Most states do not require camps to implement health and safety standards that children, families and communities deserve. In fact, based on our intensive research, roughly half of our states do not require any meaningful licensing or oversight at all.
Persistent deaths, injuries and, especially, sexual assaults at camps have not stoked adequate change. In addition to an enduring history of aggressive camp lobby efforts to prevent further oversight, data collection and safety enforcement are woefully inadequate.
Caregivers should ask appropriate questions before they send their precious cargo into the hands of those they largely do not know. And while it is impossible to eliminate accidents, there are myriad means for eliminating preventable harm.

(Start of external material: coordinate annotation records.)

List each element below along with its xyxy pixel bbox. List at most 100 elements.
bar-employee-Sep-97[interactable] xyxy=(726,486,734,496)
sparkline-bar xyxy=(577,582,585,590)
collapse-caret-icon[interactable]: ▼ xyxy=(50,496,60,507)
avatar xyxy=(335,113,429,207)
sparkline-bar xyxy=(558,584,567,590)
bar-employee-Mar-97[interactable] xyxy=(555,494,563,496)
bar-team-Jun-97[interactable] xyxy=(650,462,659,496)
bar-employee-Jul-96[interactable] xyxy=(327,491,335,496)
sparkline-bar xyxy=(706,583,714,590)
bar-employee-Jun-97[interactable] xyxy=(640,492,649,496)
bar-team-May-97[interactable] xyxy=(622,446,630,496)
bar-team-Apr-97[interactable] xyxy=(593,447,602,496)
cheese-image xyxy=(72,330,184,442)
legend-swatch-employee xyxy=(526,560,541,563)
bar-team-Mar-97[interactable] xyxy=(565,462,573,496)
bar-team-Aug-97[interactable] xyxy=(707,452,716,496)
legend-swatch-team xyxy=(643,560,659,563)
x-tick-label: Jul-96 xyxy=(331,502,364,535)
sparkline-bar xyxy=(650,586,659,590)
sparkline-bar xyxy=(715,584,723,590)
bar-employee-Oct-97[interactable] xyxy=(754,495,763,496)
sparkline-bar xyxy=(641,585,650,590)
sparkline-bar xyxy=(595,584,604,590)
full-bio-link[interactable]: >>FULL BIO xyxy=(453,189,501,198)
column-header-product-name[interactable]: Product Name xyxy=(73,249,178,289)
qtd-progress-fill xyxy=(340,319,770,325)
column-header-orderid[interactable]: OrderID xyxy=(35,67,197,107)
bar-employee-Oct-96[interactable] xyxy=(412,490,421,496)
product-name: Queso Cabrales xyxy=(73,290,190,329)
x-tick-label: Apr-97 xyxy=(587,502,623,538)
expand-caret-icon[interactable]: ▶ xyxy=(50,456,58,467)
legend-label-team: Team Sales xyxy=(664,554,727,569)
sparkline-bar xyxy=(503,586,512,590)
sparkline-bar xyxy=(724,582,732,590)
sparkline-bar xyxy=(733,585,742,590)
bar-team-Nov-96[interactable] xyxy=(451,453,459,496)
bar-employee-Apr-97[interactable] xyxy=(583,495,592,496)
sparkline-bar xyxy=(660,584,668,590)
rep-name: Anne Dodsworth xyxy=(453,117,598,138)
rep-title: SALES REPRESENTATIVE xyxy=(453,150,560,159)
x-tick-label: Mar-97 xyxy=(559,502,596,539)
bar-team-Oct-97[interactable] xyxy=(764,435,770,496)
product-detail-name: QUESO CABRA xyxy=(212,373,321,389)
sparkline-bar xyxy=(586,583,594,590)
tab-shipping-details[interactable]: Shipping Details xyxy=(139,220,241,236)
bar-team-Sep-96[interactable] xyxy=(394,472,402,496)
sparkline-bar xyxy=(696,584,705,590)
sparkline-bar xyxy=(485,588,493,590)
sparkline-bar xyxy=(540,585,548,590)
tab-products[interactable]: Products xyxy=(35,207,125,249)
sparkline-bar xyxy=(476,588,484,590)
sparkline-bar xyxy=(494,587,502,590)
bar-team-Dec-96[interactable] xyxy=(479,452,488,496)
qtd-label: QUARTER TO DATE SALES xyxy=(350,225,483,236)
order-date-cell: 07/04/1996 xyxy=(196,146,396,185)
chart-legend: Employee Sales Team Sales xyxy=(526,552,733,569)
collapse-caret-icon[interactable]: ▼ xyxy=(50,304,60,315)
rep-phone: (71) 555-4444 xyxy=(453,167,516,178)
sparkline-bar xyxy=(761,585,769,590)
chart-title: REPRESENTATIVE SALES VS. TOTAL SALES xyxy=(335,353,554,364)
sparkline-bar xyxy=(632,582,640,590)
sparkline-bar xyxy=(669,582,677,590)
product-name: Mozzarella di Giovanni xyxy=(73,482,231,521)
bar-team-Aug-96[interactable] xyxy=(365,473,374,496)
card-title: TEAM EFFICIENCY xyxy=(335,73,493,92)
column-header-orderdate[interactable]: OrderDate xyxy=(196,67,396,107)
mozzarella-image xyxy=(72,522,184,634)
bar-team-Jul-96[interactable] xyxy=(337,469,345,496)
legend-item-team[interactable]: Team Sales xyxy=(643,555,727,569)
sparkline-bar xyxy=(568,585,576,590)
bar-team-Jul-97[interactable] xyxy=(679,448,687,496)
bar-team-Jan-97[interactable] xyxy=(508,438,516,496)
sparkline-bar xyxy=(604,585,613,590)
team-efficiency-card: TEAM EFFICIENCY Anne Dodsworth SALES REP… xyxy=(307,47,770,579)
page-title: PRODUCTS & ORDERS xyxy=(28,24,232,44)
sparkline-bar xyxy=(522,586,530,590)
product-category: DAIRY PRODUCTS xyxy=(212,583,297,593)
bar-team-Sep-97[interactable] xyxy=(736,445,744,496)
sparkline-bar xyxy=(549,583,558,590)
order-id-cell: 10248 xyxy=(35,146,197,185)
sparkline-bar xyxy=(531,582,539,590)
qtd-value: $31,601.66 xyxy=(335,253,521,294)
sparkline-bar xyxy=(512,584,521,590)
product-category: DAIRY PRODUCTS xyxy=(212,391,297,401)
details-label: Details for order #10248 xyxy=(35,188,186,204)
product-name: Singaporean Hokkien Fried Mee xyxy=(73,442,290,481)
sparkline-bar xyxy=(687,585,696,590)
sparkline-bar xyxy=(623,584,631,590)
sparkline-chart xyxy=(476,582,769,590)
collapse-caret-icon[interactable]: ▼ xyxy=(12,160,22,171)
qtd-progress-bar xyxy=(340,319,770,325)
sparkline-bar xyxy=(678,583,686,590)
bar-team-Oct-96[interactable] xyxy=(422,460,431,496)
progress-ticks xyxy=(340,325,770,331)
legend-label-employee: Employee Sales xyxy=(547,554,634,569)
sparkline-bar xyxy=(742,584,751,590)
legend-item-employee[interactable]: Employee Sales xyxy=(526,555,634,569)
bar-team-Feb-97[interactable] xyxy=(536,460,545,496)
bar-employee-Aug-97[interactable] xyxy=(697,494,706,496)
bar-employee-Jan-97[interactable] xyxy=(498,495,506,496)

For decades, families have used American Camp Association accreditation as the acceptable standard of care for the camp community. Based on our research and experience, we highly recommend that parents reconsider. ACA standards do not meet the level of care that we believe children and families deserve. In fact, mandatory standards are nominal, accreditation inspections happen infrequently and ACA lobbyists continue to thwart long overdue, meaningful camp safety legislation.
Despite these concerns, Meow Meow Foundation has repeatedly asked that the ACA work with us in raising the bar to protect children. To date, they have refusec to do so.